Do you need a lawyer for a partnership agreement? The technically accurate answer is no — California does not require a written partnership agreement for a general partnership to exist. But operating a business with another person without a written agreement is a financial decision. Just one made without documentation.
What Happens Without a Partnership Agreement
Under California's Revised Uniform Partnership Act, a general partnership formed without a written agreement is governed by the state's default rules. Each partner has equal management rights. Profits and losses are split equally. Any partner can bind the partnership in contracts. Any partner can trigger dissolution.
These defaults may not match your actual intentions. If one partner is contributing more capital, more time, or more specialized expertise, "equal" is rarely actually equal.
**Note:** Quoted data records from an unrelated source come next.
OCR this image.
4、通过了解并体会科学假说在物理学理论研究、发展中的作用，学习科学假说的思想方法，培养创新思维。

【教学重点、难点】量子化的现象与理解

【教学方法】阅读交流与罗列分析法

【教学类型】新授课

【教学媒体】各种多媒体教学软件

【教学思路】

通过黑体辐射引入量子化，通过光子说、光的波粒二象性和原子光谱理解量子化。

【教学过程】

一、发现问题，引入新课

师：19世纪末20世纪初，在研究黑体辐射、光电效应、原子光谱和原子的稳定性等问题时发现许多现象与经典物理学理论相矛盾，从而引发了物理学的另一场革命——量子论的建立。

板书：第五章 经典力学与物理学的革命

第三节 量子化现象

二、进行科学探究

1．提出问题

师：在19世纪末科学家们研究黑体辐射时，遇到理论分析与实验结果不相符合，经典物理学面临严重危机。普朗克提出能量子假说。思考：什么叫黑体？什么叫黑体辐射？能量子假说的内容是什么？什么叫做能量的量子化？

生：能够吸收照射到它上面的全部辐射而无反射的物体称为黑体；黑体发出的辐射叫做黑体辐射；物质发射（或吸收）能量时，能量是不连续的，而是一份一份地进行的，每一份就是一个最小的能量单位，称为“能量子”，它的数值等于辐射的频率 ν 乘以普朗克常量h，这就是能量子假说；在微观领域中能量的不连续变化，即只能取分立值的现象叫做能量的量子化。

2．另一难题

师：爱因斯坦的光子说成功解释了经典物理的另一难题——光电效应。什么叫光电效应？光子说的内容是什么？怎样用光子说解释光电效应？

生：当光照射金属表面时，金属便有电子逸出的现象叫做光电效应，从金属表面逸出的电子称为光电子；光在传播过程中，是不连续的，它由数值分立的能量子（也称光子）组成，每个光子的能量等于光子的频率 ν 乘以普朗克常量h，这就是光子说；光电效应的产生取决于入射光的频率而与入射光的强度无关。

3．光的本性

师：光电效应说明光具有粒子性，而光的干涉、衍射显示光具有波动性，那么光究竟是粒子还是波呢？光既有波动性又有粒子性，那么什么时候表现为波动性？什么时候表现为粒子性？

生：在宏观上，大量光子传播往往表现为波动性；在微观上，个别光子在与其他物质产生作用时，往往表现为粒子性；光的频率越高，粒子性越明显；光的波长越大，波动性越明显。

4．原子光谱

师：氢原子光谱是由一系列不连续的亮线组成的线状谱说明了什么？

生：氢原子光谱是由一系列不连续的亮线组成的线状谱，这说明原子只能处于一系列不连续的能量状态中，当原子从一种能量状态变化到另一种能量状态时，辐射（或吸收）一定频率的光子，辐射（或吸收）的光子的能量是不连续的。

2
What a Partnership Agreement Actually Covers
A properly drafted partnership agreement addresses: ownership percentages and capital contributions, how profits and losses are allocated, who has decision-making authority and for what types of decisions, what happens when a partner wants to leave, how disputes are resolved, and what triggers dissolution of the partnership.
It also addresses the scenarios that feel uncomfortable to discuss at the beginning of a business relationship — which is precisely why they need to be documented before the relationship is tested by them.
The Cost of Skipping It
Partnership disputes are among the most expensive business litigation categories in California. The absence of a written agreement doesn't prevent disputes — it makes them harder to resolve and more expensive to litigate. Courts spend significant time determining what the parties intended when they didn't write it down.
The cost of a properly drafted partnership agreement is a fraction of the cost of a partner dispute. This is not a close comparison.
When to Get Legal Help
You should work with an attorney for a partnership agreement when the stakes are real: when you are contributing capital, when the partnership owns intellectual property, when you are signing client contracts in the partnership's name, or when any partner's departure would create a genuine business problem. If all of those things are true — which they usually are — this is not a DIY document.